По правде сказать, всё, что происходило в милицейском ведомстве, напрямую Ольшенского не касалось, там был секретарь партийной организации, приходило время, – тот забегал, всё толково рассказывал без задних мыслей второму секретарю. А как не поделиться? – вождь идеологии обязан знать, кто чем дышит и даже в таких режимных службах. Ольшенский был в курсе, что Максинов угодил в цейтнот со своими кадровыми экспериментами. Простившись с мудрыми, но древними профессионалами, он не нашёл достойной замены и, лишившись опоры в самом уязвимом для милиции месте – уголовном розыске, медленно, но верно погружался в рутину. Его обещания и заверения на совещаниях и заседаниях в обкоме, что он намерен покончить наконец всерьёз с преступностью, сведёт её на мизер, не оправдались. Ежедневные сводки о правонарушениях и бесстыжая кривая уровня преступности твердили обратное: из месяца в месяц преступность только увеличивалась. Было ли это закономерностью или злым роком генерала, можно только догадываться. Особенно затерзала Максинова банда, окрещённая самими милиционерами «санитарами». Эти пресловутые отщепенцы безнаказанно творили что хотели, и генерал ничего с ними не мог поделать. Хитрецы оправдывали своё прозвище, они, как санитары, зачищали квартиры особой категории населения, нападали и грабили избирательно, только тех, у которых было очень много. Ольшенский знал каждого, кто пострадал от рук бандитов: город маленький – люди у всех на виду; он сам даже втайне злорадствовал и не жалел пострадавших – заслужили своим непомерным и откровенным роскошеством. Он – второе лицо в области! – не позволял себе такого. Да что там говорить, все знали, что он во всём брал пример со своего кумира в ЦК – Михаила Суслова; как и тот, всю жизнь в одном пальто проходил. А эти? Пострадавшие? Они не заслуживали его снисхождения.

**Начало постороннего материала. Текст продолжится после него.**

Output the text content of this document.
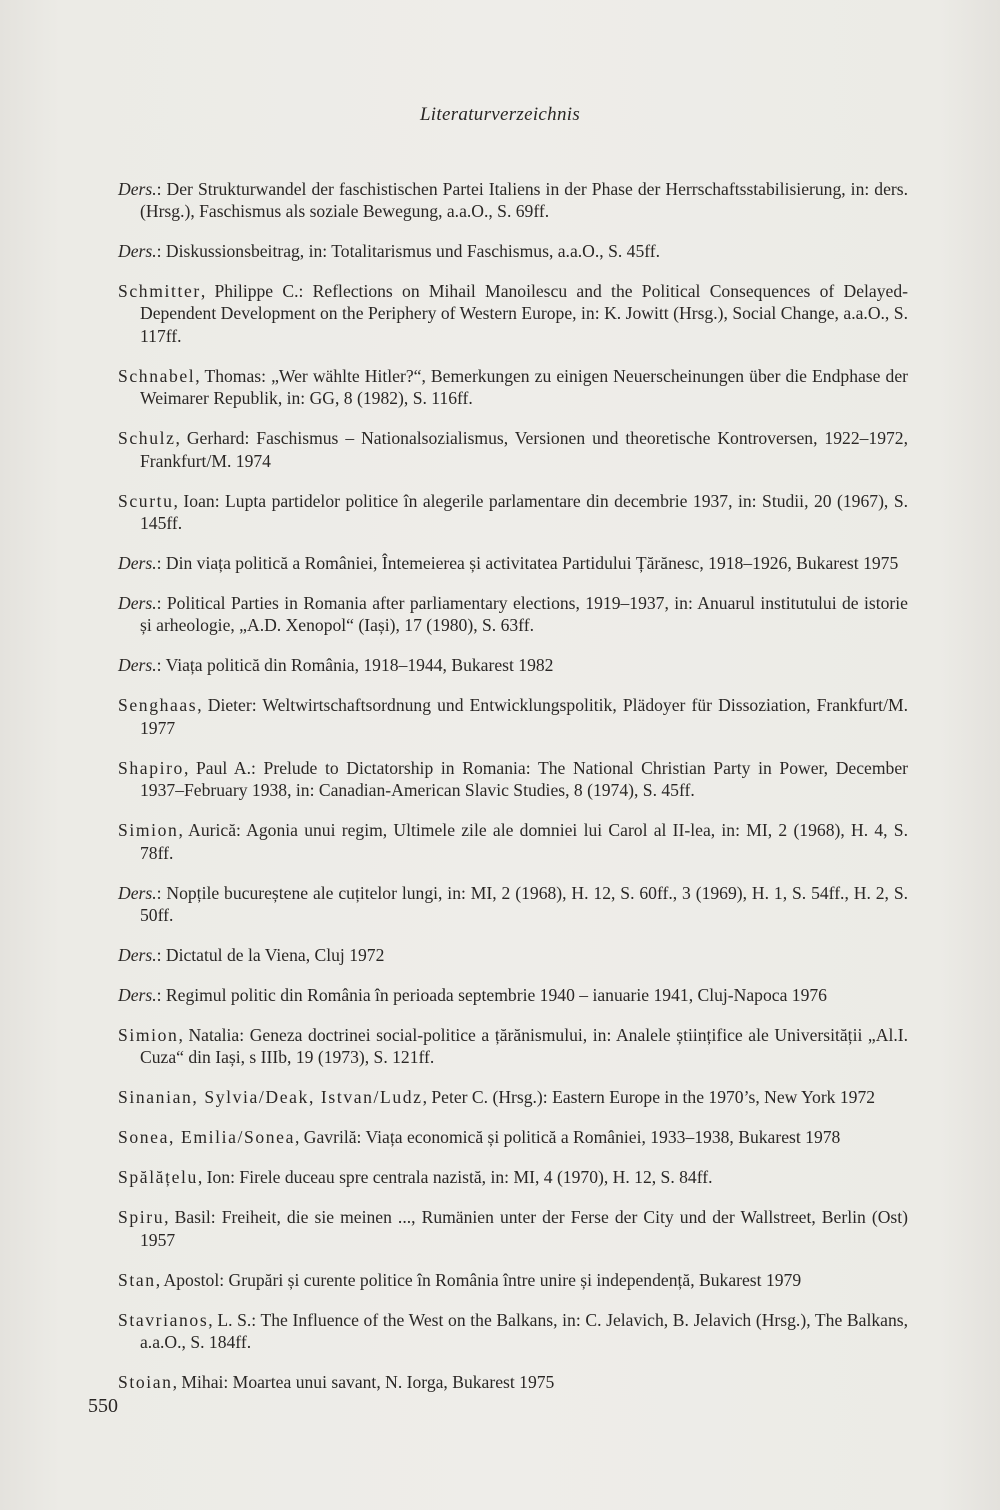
Literaturverzeichnis

Ders.: Der Strukturwandel der faschistischen Partei Italiens in der Phase der Herrschaftsstabilisierung, in: ders. (Hrsg.), Faschismus als soziale Bewegung, a.a.O., S. 69ff.

Ders.: Diskussionsbeitrag, in: Totalitarismus und Faschismus, a.a.O., S. 45ff.

Schmitter, Philippe C.: Reflections on Mihail Manoilescu and the Political Consequences of Delayed-Dependent Development on the Periphery of Western Europe, in: K. Jowitt (Hrsg.), Social Change, a.a.O., S. 117ff.

Schnabel, Thomas: „Wer wählte Hitler?“, Bemerkungen zu einigen Neuerscheinungen über die Endphase der Weimarer Republik, in: GG, 8 (1982), S. 116ff.

Schulz, Gerhard: Faschismus – Nationalsozialismus, Versionen und theoretische Kontroversen, 1922–1972, Frankfurt/M. 1974

Scurtu, Ioan: Lupta partidelor politice în alegerile parlamentare din decembrie 1937, in: Studii, 20 (1967), S. 145ff.

Ders.: Din viața politică a României, Întemeierea și activitatea Partidului Țărănesc, 1918–1926, Bukarest 1975

Ders.: Political Parties in Romania after parliamentary elections, 1919–1937, in: Anuarul institutului de istorie și arheologie, „A.D. Xenopol“ (Iași), 17 (1980), S. 63ff.

Ders.: Viața politică din România, 1918–1944, Bukarest 1982

Senghaas, Dieter: Weltwirtschaftsordnung und Entwicklungspolitik, Plädoyer für Dissoziation, Frankfurt/M. 1977

Shapiro, Paul A.: Prelude to Dictatorship in Romania: The National Christian Party in Power, December 1937–February 1938, in: Canadian-American Slavic Studies, 8 (1974), S. 45ff.

Simion, Aurică: Agonia unui regim, Ultimele zile ale domniei lui Carol al II-lea, in: MI, 2 (1968), H. 4, S. 78ff.

Ders.: Nopțile bucureștene ale cuțitelor lungi, in: MI, 2 (1968), H. 12, S. 60ff., 3 (1969), H. 1, S. 54ff., H. 2, S. 50ff.

Ders.: Dictatul de la Viena, Cluj 1972

Ders.: Regimul politic din România în perioada septembrie 1940 – ianuarie 1941, Cluj-Napoca 1976

Simion, Natalia: Geneza doctrinei social-politice a țărănismului, in: Analele științifice ale Universității „Al.I. Cuza“ din Iași, s IIIb, 19 (1973), S. 121ff.

Sinanian, Sylvia/Deak, Istvan/Ludz, Peter C. (Hrsg.): Eastern Europe in the 1970’s, New York 1972

Sonea, Emilia/Sonea, Gavrilă: Viața economică și politică a României, 1933–1938, Bukarest 1978

Spălățelu, Ion: Firele duceau spre centrala nazistă, in: MI, 4 (1970), H. 12, S. 84ff.

Spiru, Basil: Freiheit, die sie meinen ..., Rumänien unter der Ferse der City und der Wallstreet, Berlin (Ost) 1957

Stan, Apostol: Grupări și curente politice în România între unire și independență, Bukarest 1979

Stavrianos, L. S.: The Influence of the West on the Balkans, in: C. Jelavich, B. Jelavich (Hrsg.), The Balkans, a.a.O., S. 184ff.

Stoian, Mihai: Moartea unui savant, N. Iorga, Bukarest 1975

550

Но наглые бандитские вылазки увеличивались. Загудел город, а потом и область: милиция бессильна! Нашлись робингуды, народные мстители, которых и самому генералу не по силам одолеть! Такого допускать нельзя!..
Боронин назначил срок генералу. Месяц. Чтобы банда была за решёткой. Ольшенский знал и это, свой человек постоянно докладывал, что осталось немного, а бандиты на свободе…

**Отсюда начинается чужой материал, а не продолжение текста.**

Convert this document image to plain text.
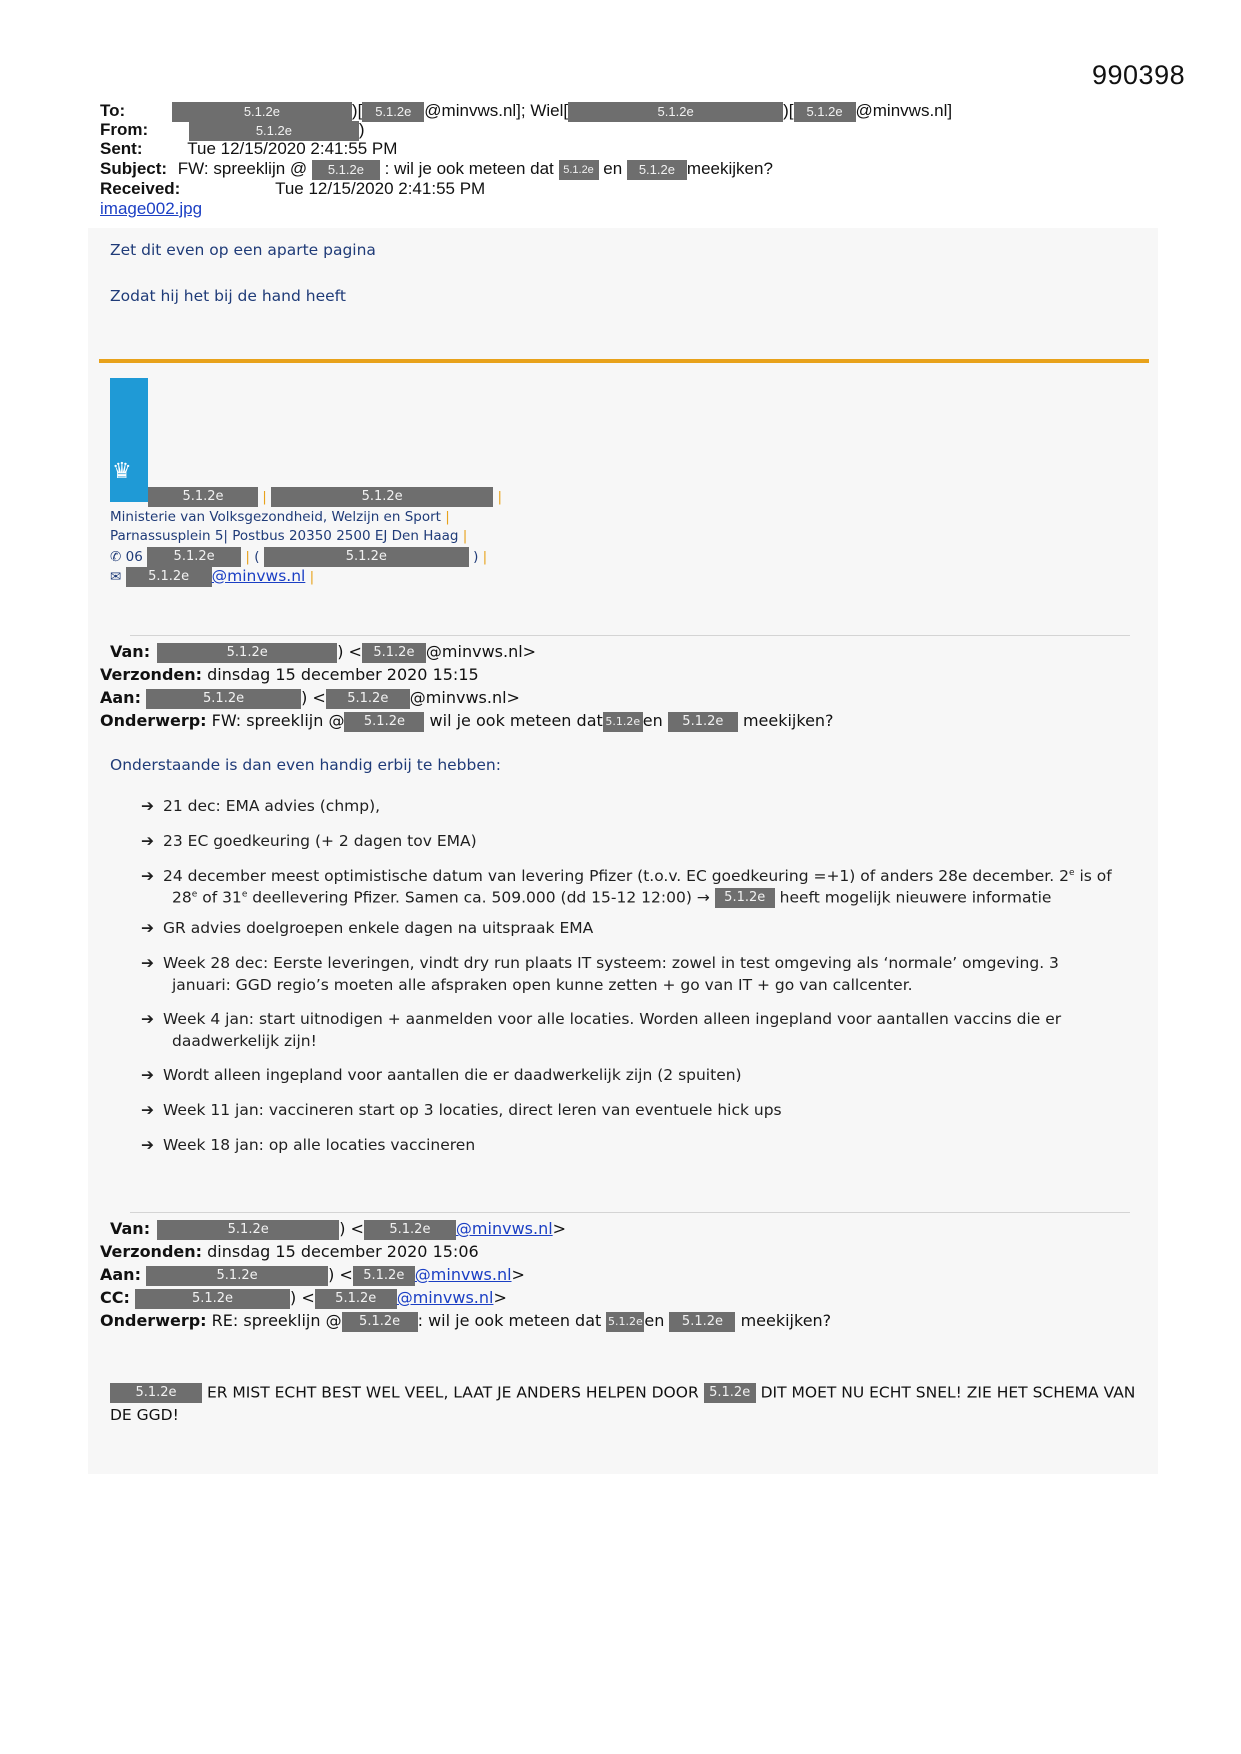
990398
To:	5.1.2e	)[ 5.1.2e @minvws.nl]; Wiel[	5.1.2e	)[ 5.1.2e @minvws.nl]
From:	5.1.2e	)
Sent:	Tue 12/15/2020 2:41:55 PM
Subject: FW: spreeklijn @ 5.1.2e : wil je ook meteen dat 5.1.2e en 5.1.2e meekijken?
Received:	Tue 12/15/2020 2:41:55 PM
image002.jpg
Zet dit even op een aparte pagina
Zodat hij het bij de hand heeft
♛
5.1.2e	|	5.1.2e	|
Ministerie van Volksgezondheid, Welzijn en Sport |
Parnassusplein 5| Postbus 20350 2500 EJ Den Haag |
✆ 06 5.1.2e | (	5.1.2e	) |
✉ 5.1.2e @minvws.nl |
Van:	5.1.2e	) < 5.1.2e @minvws.nl>
Verzonden: dinsdag 15 december 2020 15:15
Aan:	5.1.2e	) < 5.1.2e @minvws.nl>
Onderwerp: FW: spreeklijn @ 5.1.2e wil je ook meteen dat 5.1.2e en 5.1.2e meekijken?
Onderstaande is dan even handig erbij te hebben:
➔ 21 dec: EMA advies (chmp),
➔ 23 EC goedkeuring (+ 2 dagen tov EMA)
➔ 24 december meest optimistische datum van levering Pfizer (t.o.v. EC goedkeuring =+1) of anders 28e december. 2e is of
28e of 31e deellevering Pfizer. Samen ca. 509.000 (dd 15-12 12:00) → 5.1.2e heeft mogelijk nieuwere informatie
➔ GR advies doelgroepen enkele dagen na uitspraak EMA
➔ Week 28 dec: Eerste leveringen, vindt dry run plaats IT systeem: zowel in test omgeving als ‘normale’ omgeving. 3
januari: GGD regio’s moeten alle afspraken open kunne zetten + go van IT + go van callcenter.
➔ Week 4 jan: start uitnodigen + aanmelden voor alle locaties. Worden alleen ingepland voor aantallen vaccins die er
daadwerkelijk zijn!
➔ Wordt alleen ingepland voor aantallen die er daadwerkelijk zijn (2 spuiten)
➔ Week 11 jan: vaccineren start op 3 locaties, direct leren van eventuele hick ups
➔ Week 18 jan: op alle locaties vaccineren
Van:	5.1.2e	) < 5.1.2e @minvws.nl>
Verzonden: dinsdag 15 december 2020 15:06
Aan:	5.1.2e	) < 5.1.2e @minvws.nl>
CC:	5.1.2e	) < 5.1.2e @minvws.nl>
Onderwerp: RE: spreeklijn @ 5.1.2e : wil je ook meteen dat 5.1.2e en 5.1.2e meekijken?
5.1.2e ER MIST ECHT BEST WEL VEEL, LAAT JE ANDERS HELPEN DOOR 5.1.2e DIT MOET NU ECHT SNEL! ZIE HET SCHEMA VAN
DE GGD!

Собственно, и эта ситуация особенно не волновала Павла Александровича – сколько верёвочке ни виться, а конец придёт, – он не сомневается, что банду ликвидируют, осудят. Будут другие, третьи, их тоже поймают и тоже осудят. Процесс этот непрерывный, как сама жизнь. Идеалист Маркс, хотя и называл себя материалистом, в этой области оказался совершеннейшим профаном, безапелляционно заявив, что преступный мир изживёт себя сам. Ещё одна глупость.
Павла Александровича во всём этом затянувшемся процессе с генералом беспокоило одно – он сам вынашивал мысль завладеть в милиции – огромной могущественной машине принуждения руководящими рычагами управления, которым мог стать политический руль. Существующая система – неэффективная и практически беззубая в милиции кнопка. Нужна другая система, к примеру – политотделы с начальником во главе, который бы являлся одновременно первым замом начальника всего ведомства. Если это не сделать, то ещё пять-десять лет – и милиция превратится в неуправляемый механизм репрессий. О чём постоянно уже начал долбить и его, и Боронина прокурор области Игорушкин; первые симптомы пошли и быстро развиваются: в уголовном розыске процветает мордобой, до «ежовщины» и «бериевщины» два шага.